10. DEVEOPING TASTEBUDS
If you have ever eliminated sugar for a period of time from your own diet you will have experienced how significantly it changes your sense of taste. Sweet tastes SO much sweeter when you add it back in! When your children are young, ideally from day one, you can significantly impact how their tastes develop. Dr. Sears recommends avoiding sugar until the age of 3 because that is when they are most seriously developing their eating habits and tastes for things. (He also states that sugar also has effects on behavior and learning!) You might love dessert, candy, chocolate etc. but your child doesn’t know what they are missing! A party of two or three year olds will be thrilled with fruit, veggies, and maybe even a sugar free banana bread, or something simple sweetened with maple syrup! They don’t need rice crispy treats, jelly beans, candy bars, and donuts!
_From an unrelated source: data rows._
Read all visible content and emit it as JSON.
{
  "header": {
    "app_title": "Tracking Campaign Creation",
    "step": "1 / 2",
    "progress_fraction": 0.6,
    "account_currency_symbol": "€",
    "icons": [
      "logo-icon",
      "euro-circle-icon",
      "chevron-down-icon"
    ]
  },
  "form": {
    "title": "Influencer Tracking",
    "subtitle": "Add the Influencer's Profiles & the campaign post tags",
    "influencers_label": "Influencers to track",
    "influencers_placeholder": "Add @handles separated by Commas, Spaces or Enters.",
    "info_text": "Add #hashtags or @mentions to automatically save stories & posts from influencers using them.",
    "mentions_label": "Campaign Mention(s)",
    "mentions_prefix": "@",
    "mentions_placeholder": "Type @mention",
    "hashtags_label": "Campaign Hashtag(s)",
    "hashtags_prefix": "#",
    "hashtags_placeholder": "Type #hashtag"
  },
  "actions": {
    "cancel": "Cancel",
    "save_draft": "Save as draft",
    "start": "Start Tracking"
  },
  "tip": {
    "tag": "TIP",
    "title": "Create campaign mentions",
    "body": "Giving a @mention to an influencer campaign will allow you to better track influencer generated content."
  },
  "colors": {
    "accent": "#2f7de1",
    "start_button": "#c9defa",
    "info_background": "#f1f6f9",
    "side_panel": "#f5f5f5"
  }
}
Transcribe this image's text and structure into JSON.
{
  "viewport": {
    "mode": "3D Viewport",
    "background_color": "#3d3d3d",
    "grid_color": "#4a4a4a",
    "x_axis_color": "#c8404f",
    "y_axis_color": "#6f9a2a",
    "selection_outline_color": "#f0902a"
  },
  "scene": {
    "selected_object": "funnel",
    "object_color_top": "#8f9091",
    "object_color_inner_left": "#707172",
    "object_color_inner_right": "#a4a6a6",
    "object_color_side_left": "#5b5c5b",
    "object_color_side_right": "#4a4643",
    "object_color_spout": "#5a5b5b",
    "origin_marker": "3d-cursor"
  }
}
It will never occur to them that they are “missing out”! Instead of a basket of Easter candy give them things like stickers and other fun items with maybe one small pie of chocolate. You might know the difference but they do not! You are responsible for molding their expectations and habits. What you do for them at this young age is their standard! Help them develop great pallets by avoiding sugar and by eating clean foods.
Whether you decide to implement only a few or all of these steps to help guide your children to develop healthy eating habits, I hope that you and your family are blessed! The process should be fun and enlightening and the child should be happy as you guide them through it!